The proposed rule for an objections process will be applied to all projects and activities that implement land management plans requiring an environmental analysis or environmental impact statement. The publication of the proposed rule will provide a 30-day public comment opportunity. All comments received will be considered before a final rule is published.
“This proposal will result in better, more informed project decisions, better documentation of environmental effects of agency proposals, and reduced regulation for administrative reviews,” said US Forest Service Chief Tom Tidwell.
The Forest Service has used a predecisional objection process for hazardous fuel reduction projects since 2004. This year Congress directed the Forest Service to also establish a predecisional objection process for other projects in lieu of the post-decisional appeal procedures in use with those projects since 1993.
The mission of the Forest Service is to sustain the health, diversity, and productivity of the nation's forests and grasslands to meet the needs of present and future generations. The agency manages 193 million acres of public land, provides assistance to state and private landowners, and maintains the largest forestry research organization in the world. Forest Service lands contribute more than $13 billion to the economy each year through visitor spending alone. Those same lands provide 20 percent of the nation’s clean water supply, a value estimated at $27 billion per year.

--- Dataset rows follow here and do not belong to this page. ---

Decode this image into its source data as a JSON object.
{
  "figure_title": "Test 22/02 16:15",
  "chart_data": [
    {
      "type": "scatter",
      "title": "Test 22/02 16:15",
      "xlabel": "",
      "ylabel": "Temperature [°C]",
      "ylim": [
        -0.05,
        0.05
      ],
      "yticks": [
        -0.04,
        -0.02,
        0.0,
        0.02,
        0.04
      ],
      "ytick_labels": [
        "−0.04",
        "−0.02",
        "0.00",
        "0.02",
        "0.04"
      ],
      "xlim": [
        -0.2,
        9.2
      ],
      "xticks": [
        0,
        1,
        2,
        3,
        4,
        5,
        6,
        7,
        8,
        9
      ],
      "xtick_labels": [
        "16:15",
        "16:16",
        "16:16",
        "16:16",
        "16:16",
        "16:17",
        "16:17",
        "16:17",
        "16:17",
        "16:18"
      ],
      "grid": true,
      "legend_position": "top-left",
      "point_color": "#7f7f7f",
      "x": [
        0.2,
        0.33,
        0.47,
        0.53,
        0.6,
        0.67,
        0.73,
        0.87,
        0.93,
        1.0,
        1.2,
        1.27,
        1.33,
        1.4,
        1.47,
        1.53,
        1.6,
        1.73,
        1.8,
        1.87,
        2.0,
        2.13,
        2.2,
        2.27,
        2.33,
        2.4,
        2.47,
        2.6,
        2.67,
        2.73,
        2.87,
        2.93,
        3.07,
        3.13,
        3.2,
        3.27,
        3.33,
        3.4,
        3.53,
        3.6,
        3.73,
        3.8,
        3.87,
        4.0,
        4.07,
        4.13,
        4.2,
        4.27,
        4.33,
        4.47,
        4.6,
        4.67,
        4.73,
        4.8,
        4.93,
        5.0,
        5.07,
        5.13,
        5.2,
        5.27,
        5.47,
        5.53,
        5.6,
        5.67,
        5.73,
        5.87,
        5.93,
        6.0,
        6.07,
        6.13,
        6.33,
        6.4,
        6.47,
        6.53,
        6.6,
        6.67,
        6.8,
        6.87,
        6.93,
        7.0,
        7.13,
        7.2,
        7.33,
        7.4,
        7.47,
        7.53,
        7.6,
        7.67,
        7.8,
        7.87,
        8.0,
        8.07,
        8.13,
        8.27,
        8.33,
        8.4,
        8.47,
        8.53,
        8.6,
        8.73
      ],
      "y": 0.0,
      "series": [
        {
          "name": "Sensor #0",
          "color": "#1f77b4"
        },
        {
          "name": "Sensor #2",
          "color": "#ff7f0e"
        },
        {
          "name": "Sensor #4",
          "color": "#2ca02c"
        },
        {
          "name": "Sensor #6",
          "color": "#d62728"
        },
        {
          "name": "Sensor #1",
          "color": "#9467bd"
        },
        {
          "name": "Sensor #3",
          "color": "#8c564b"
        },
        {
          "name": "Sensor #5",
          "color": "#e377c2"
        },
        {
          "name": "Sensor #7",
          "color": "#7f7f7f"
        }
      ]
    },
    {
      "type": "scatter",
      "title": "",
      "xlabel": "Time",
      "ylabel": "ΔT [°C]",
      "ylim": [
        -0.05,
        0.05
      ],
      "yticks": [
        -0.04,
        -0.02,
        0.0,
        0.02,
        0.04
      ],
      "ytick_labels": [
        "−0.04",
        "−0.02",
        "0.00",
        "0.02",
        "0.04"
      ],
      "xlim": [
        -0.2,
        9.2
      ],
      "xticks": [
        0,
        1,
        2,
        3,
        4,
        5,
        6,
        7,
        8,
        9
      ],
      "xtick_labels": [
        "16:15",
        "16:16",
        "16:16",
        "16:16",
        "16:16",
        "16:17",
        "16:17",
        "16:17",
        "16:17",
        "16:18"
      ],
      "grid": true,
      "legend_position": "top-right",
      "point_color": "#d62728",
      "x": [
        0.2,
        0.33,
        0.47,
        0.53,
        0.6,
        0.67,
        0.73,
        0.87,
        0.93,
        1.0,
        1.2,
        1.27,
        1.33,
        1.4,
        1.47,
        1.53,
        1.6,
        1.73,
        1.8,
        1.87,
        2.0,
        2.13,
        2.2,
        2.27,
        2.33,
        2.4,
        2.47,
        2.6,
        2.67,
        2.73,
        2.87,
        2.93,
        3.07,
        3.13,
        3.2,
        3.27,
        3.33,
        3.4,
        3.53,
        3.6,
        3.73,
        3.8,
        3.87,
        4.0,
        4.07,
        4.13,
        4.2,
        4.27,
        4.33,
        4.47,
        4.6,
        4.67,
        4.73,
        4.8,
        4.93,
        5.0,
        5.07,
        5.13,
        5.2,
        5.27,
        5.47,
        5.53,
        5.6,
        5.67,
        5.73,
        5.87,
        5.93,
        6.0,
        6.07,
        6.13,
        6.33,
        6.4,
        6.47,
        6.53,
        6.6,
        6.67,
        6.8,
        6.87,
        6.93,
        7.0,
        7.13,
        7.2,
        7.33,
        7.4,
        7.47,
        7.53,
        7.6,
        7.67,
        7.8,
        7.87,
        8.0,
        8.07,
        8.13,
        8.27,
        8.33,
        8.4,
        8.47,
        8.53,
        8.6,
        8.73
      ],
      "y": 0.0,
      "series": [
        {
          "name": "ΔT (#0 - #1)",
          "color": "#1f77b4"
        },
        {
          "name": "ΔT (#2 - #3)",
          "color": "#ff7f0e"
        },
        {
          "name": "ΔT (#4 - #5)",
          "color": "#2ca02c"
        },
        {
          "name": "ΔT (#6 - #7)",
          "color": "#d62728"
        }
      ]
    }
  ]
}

USDA works with state, local, and Tribal governments and private landowners to conserve and protect our nation’s natural resources – helping preserve our land, and clean our air and water. President Obama launched the America’s Great Outdoors initiative in 2010 to foster a 21st century approach to conservation that is designed by and accomplished in partnership with the American people. During the past two years, USDA’s conservation agencies— the U.S. Forest Service , the Natural Resources Conservation Service, and the Farm Service Agency—have delivered technical assistance and implemented restoration practices on public and private lands. We are working to better target conservation investments: embracing locally driven conservation and entering partnerships that focus on large, landscape-scale conservation.